Canada’s move to adopt International Financial Reporting Standards will improve transparency and comparability of Canadian enterprises will their peers in most countries, but not the United States, says Moody’s Investors Service.

In a report released Monday, Moody’s says that Canada’s move to IFRS “is consistent with the global trend of convergence towards a single set of globally accepted accounting standards” and, while it should improve comparability with companies worldwide, “comparability may actually become more challenging for some Canadian enterprises”, if most of their peers are based in the U.S. and report under U.S. accounting standards.
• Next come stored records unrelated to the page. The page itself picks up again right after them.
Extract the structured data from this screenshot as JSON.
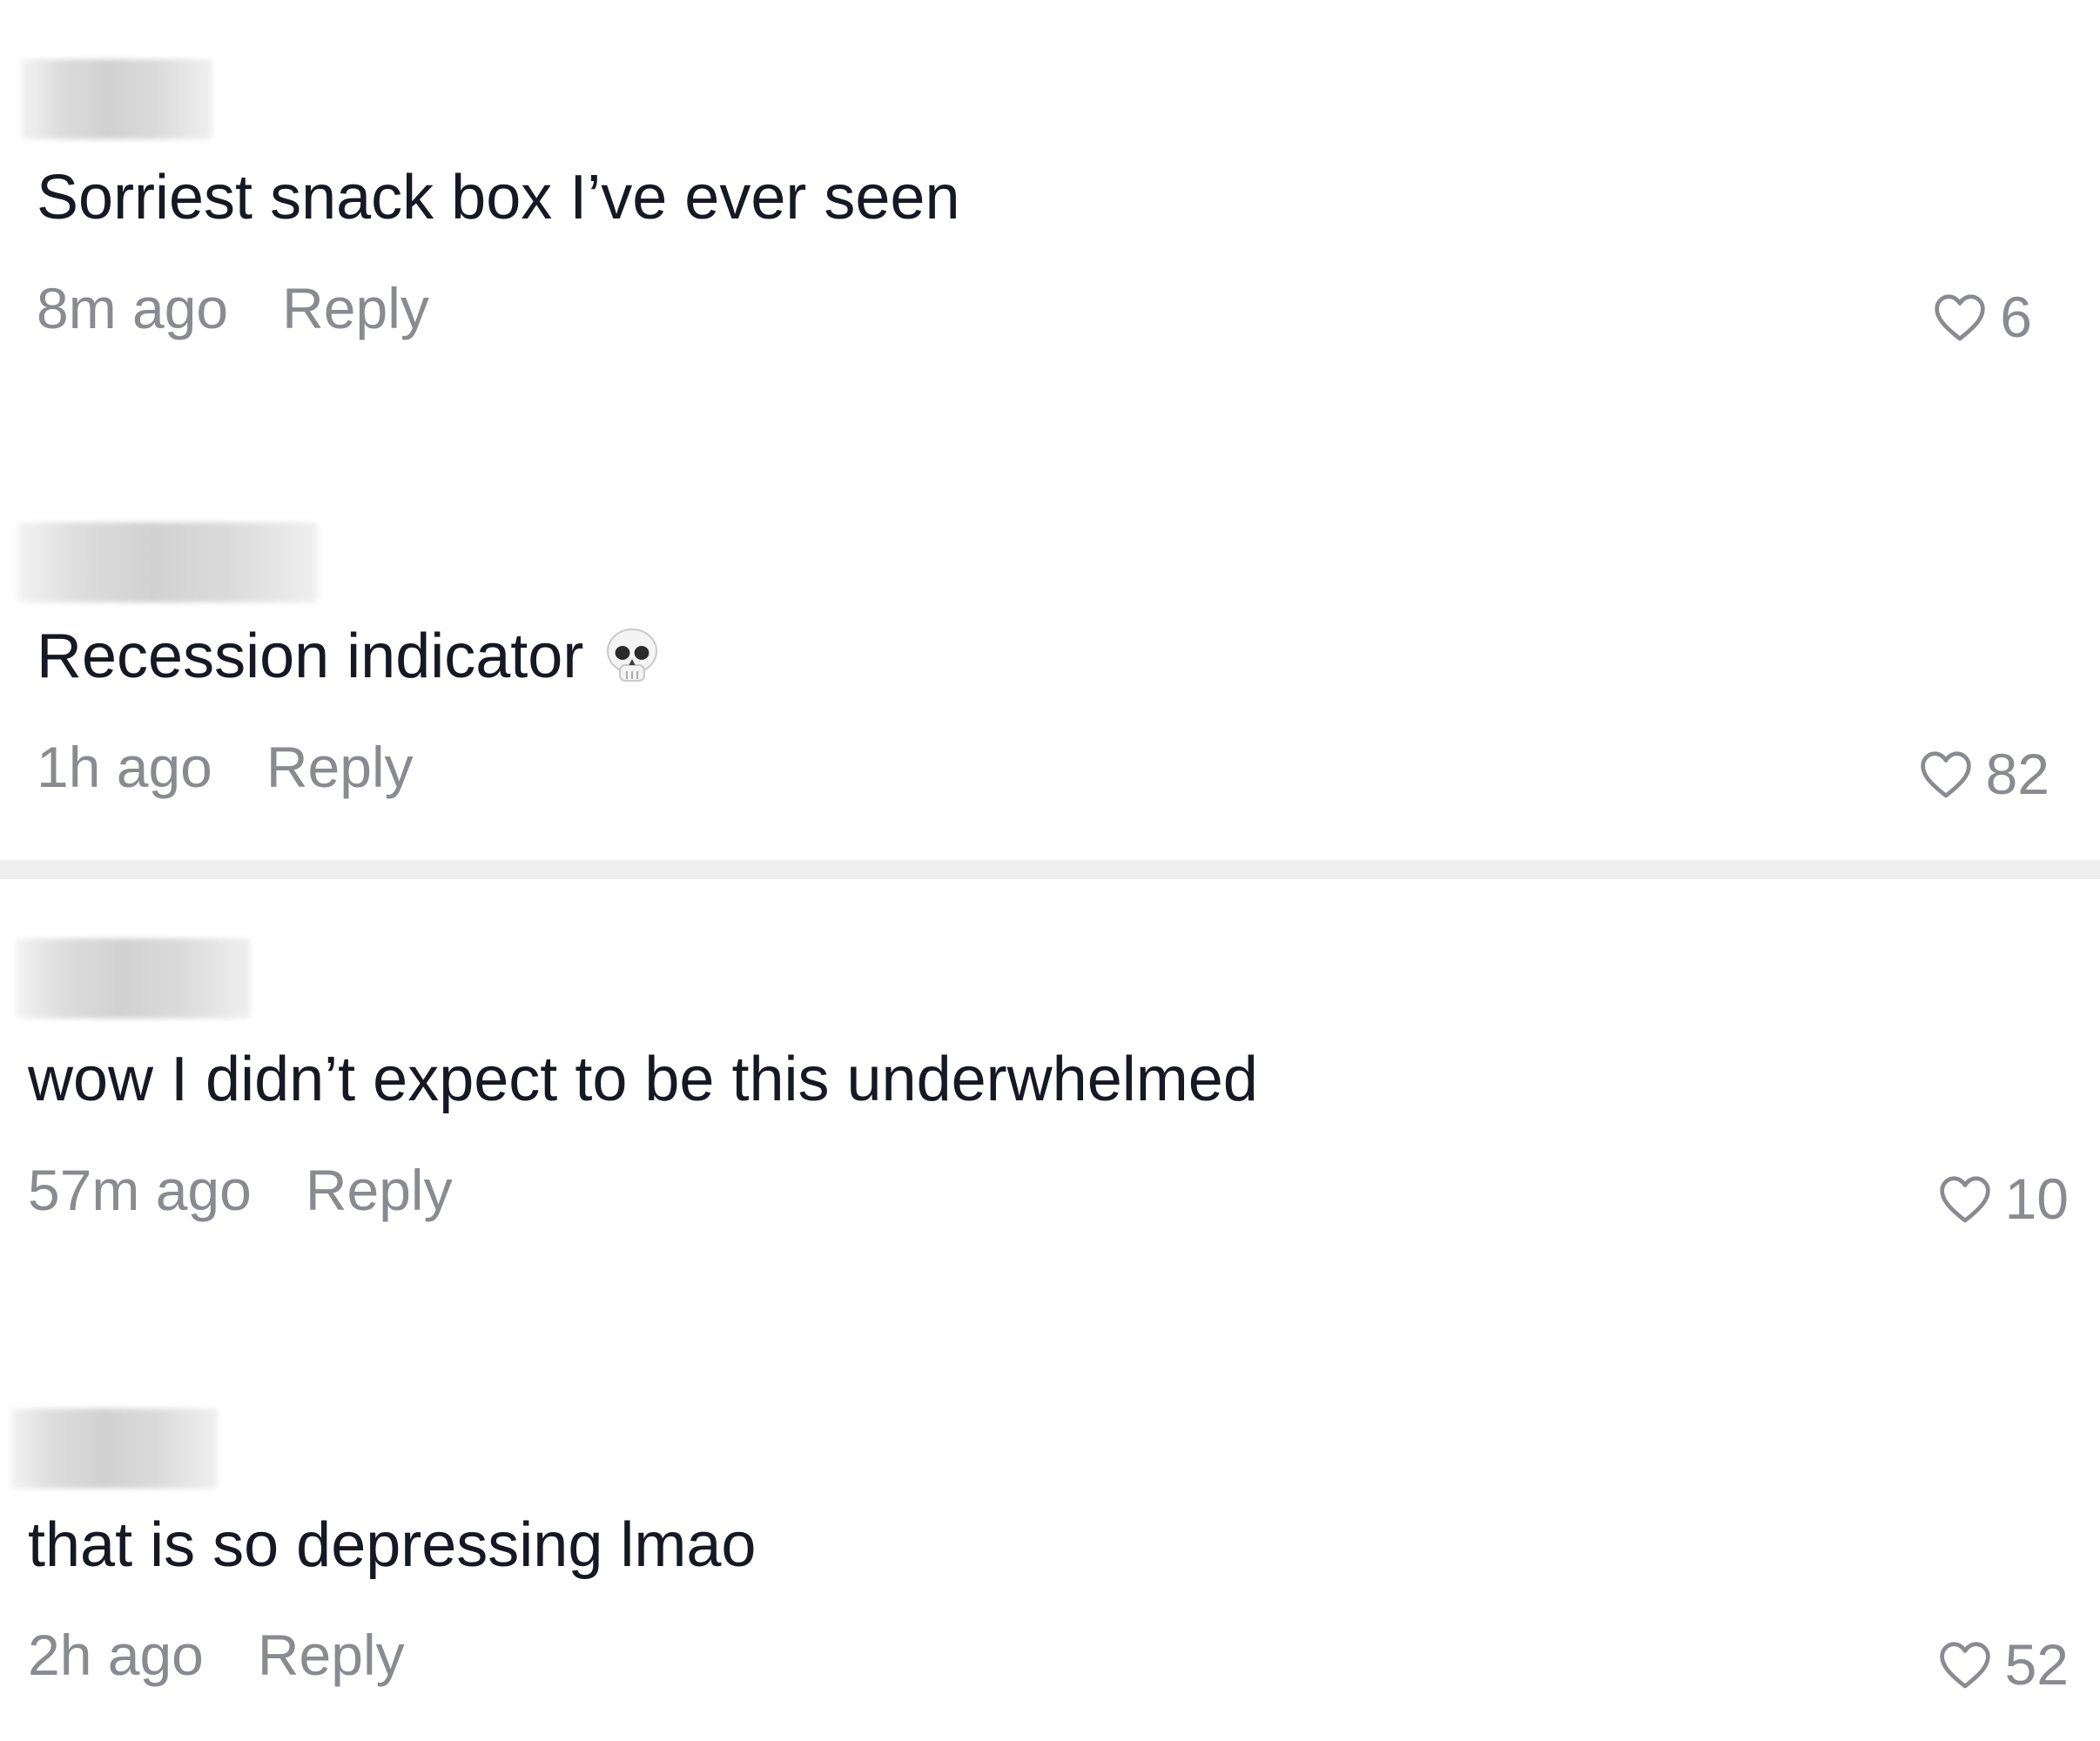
{
  "comments": [
    {
      "text": "Sorriest snack box I’ve ever seen",
      "time": "8m ago",
      "reply_label": "Reply",
      "likes": "6",
      "emoji": ""
    },
    {
      "text": "Recession indicator",
      "time": "1h ago",
      "reply_label": "Reply",
      "likes": "82",
      "emoji": "skull-icon"
    },
    {
      "text": "wow I didn’t expect to be this underwhelmed",
      "time": "57m ago",
      "reply_label": "Reply",
      "likes": "10",
      "emoji": ""
    },
    {
      "text": "that is so depressing lmao",
      "time": "2h ago",
      "reply_label": "Reply",
      "likes": "52",
      "emoji": ""
    }
  ],
  "colors": {
    "text": "#161823",
    "meta": "#8a8b91",
    "divider": "#eeeeee"
  }
}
It notes that U.S. standards are more closely aligned with Canadian GAAP than IFRS is. “Unfortunately, the U.S.’s position with respect to if, when and how to adopt IFRS is subject to heightened uncertainty at the moment, since the SEC is still in the information-gathering and assessment phase of determining the future path of U.S. accounting in this area,” it says.

Additionally, the rating agency says that it doesn’t expect any big rating changes for Canadian firms due to the new standards. “Overall, the transition is unlikely to have a broad impact on credit ratings,” said Anna Zubets, Moody’s vice president and senior accounting analyst, “as a change in the medium of communicating financial results does not usually have a significant impact on the economic position of an entity.”

She notes that there are many important differences between current Canadian standards and IFRS, “which can complicate the financial performance analysis of transitioning companies in the year of adoption and beyond.”

The most critical reported credit metrics, such as EBITDA, funds from operations, capital expenditures and financing cash flows can change because of the transition to IFRS, the report said. It stressed that, “when analyzing companies undergoing an accounting conversion, it’s critical to be able to distinguish between changes that are directly attributable to a different accounting language and those that reflect differences in underlying business performance.”